The South African SME segment is an outlier internationally in respect of SMEs’ contribution to GDP, employment, and the fiscus. When taking the participation of informal businesses into account internationally, SMEs contribute more than half of employment and GDP in most countries irrespective of income levels.

Compared to The Organization for Economic Cooperation and Development (OECD), SMEs are the predominant form of enterprise, accounting for approximately 99% of all enterprises. Also, SMEs provide the primary source of employment, accounting for about 70% of jobs on average, versus only 28% in South Africa.

South Africa’s SME employment figures also lags that of other emerging economies, where SMEs contribute up to 45% of total employment and 33% of GDP. It is no surprise then that the government’s National Development Plan 2030 (NDP 2030) looks to SMEs to be significant sources of employment and drivers of growth in our economy.

Many initiatives are being explored by policymakers to accelerate the success and growth of SMEs in South Africa. It is too early to determine any real success of these measures. During the pandemic, the balance between small and big business became more vulnerable.

The spirit of UBUNTU is uniquely ours, and is the overriding philosophy to much of our success as a nation.

Archbishop Desmond Tutu explains that “Ubuntu is the essence of being human. Ubuntu speaks particularly about the fact that you can’t exist as a human being in isolation. It speaks about our interconnectedness … We think of ourselves far too frequently as just individuals, separated from one another, whereas you are connected and what you do affects the whole world. When you do well, it spreads out; it is for the whole of humanity.”

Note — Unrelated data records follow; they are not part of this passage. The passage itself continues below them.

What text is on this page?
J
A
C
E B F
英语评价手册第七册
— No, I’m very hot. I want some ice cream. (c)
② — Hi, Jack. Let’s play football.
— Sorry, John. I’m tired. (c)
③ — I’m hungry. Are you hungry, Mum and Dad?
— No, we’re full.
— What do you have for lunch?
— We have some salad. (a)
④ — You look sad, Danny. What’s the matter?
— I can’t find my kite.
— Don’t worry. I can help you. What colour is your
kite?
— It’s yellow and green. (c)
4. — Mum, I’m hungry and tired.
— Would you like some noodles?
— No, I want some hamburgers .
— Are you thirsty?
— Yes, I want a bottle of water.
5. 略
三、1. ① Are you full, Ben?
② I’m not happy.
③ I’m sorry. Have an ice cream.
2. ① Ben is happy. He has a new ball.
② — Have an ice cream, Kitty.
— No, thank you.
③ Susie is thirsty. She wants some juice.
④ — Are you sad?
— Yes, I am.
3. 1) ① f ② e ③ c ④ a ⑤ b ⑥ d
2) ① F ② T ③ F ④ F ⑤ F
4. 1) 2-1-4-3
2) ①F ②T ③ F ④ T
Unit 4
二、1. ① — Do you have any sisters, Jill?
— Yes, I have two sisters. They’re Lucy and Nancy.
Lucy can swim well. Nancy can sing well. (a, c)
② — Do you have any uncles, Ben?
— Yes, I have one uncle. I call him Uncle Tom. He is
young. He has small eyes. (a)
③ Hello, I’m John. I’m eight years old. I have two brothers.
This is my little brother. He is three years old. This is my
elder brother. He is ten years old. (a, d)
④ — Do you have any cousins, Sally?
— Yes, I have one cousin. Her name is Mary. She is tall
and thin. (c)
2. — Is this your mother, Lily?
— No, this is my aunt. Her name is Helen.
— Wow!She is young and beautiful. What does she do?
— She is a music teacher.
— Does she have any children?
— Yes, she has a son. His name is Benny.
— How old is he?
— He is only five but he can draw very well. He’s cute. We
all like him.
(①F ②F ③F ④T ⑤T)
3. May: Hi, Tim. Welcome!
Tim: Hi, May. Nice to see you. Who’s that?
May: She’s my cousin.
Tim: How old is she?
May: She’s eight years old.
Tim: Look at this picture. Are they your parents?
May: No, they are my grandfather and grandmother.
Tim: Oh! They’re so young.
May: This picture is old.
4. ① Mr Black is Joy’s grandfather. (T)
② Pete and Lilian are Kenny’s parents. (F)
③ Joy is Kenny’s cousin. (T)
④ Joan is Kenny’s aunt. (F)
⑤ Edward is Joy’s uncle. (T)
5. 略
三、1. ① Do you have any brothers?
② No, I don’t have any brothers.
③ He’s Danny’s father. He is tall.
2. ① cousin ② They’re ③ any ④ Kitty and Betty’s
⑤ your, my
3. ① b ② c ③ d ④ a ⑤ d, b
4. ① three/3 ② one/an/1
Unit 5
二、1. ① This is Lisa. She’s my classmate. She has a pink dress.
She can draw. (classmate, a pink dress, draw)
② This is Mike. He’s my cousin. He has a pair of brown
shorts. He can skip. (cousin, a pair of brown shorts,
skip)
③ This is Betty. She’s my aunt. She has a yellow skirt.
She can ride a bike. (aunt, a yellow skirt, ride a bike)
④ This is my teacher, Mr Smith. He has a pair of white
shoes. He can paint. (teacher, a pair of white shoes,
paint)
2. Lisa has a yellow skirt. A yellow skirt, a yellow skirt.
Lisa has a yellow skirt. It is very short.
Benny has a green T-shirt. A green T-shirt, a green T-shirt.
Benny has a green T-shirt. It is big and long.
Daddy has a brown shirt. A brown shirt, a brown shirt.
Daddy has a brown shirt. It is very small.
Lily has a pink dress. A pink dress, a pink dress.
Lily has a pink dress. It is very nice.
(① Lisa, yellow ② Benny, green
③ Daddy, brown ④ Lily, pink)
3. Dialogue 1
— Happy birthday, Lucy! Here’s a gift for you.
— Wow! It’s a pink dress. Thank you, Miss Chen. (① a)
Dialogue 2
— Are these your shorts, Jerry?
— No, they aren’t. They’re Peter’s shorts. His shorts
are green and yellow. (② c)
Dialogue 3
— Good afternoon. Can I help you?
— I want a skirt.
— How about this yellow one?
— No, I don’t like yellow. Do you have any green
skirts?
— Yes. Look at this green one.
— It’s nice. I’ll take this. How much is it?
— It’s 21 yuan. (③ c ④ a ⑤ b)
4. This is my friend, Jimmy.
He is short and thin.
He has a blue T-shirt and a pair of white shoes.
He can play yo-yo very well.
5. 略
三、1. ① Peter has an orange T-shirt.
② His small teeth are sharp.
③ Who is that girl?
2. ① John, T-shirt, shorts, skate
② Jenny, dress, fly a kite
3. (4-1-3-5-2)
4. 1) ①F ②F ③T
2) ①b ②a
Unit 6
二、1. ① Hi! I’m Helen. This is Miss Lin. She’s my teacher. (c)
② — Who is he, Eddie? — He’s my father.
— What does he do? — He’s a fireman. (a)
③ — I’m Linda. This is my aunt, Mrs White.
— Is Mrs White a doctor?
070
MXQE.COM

In the spirit of Ubuntu, it is now up to us in our capacity as consumers, customers, suppliers, service providers, mentors, or funders to prioritise our support to South African SMEs. While virus-related market changes will bring about new risks, it will also create new opportunities. We need to support these new opportunities and innovations from our SMEs, to change the course of our economy.

Ubuntu speaks about our interconnectedness. It is not only up to government, funders and other perceived powerful and hopeful interventions that will protect and grow our economy and nation. It is frankly up to you, and me. Buy local.